Or should I say, "Where's the meat?"
After returning from my latest trip to Phoenix, I read the following news report in my e-mail, one of several headlines I get fed from Baltimore's WBAL TV:
CATONSVILLE, Md. -- Police said an elderly woman was trampled by a bull on Inwood Avenue in Catonsville on Saturday. The bull was blocking the road and the woman got out of her car to try to push the bull out of the way, police said. They said that's when the bull trampled her. Authorities said the unidentified woman's injuries are not believed to be life-threatening.
That's it. Sad story... But sadder is the fact that the meat of this story is not explained or even mentioned... Where did this bull come from?! Are there still farms in Catonsville? Is it someone's pet? Obviously, the writer assumes that no one will question the fact that a bull just happened to appear in the middle of a road in a suburb of a major metropolitan area? It was, afterall, some urban-sounding street called Inwood Avenue, not some a rural route. (I almost thought I was back in Phoenix, where a wandering bull would be at home with wild coyotes, people carrying firearms into bars -- legally, coyboy hats and mountains in the distance... Can't you hear it? "Hey, Vern? D'ya hear Mrs. Smith got herself run over by a durn bull? Doc's tending to her now.")

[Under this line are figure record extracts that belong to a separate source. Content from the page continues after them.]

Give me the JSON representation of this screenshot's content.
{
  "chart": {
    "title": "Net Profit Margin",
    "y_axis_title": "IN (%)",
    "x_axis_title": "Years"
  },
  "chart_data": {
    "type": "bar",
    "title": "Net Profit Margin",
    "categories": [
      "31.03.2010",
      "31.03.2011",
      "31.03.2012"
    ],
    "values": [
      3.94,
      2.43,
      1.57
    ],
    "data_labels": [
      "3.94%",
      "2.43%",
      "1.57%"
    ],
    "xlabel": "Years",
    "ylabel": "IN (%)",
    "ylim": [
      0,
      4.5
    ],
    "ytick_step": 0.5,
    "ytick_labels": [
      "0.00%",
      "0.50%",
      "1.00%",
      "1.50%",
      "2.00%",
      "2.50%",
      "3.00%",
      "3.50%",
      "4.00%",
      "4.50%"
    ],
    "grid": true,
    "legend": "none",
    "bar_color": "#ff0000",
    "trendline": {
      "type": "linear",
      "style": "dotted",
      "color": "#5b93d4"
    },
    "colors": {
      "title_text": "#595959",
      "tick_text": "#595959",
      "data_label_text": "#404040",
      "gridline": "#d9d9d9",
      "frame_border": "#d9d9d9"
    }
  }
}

But I think the question of what part of Catonsville and why was the bull there should have been in the mind of the writer and editor, and it should have steered at least a portion of this story. Now, I know this was only a TV headline service, delivered online. However, some basic and vital info is missing here, and it should not force me to solely read the Sun or other print-based Web sites.... I like WBAL's Weather Center, and I hate to subscribe to too many of these things.
Or maybe I'm just in a bullcrappy kind of mood.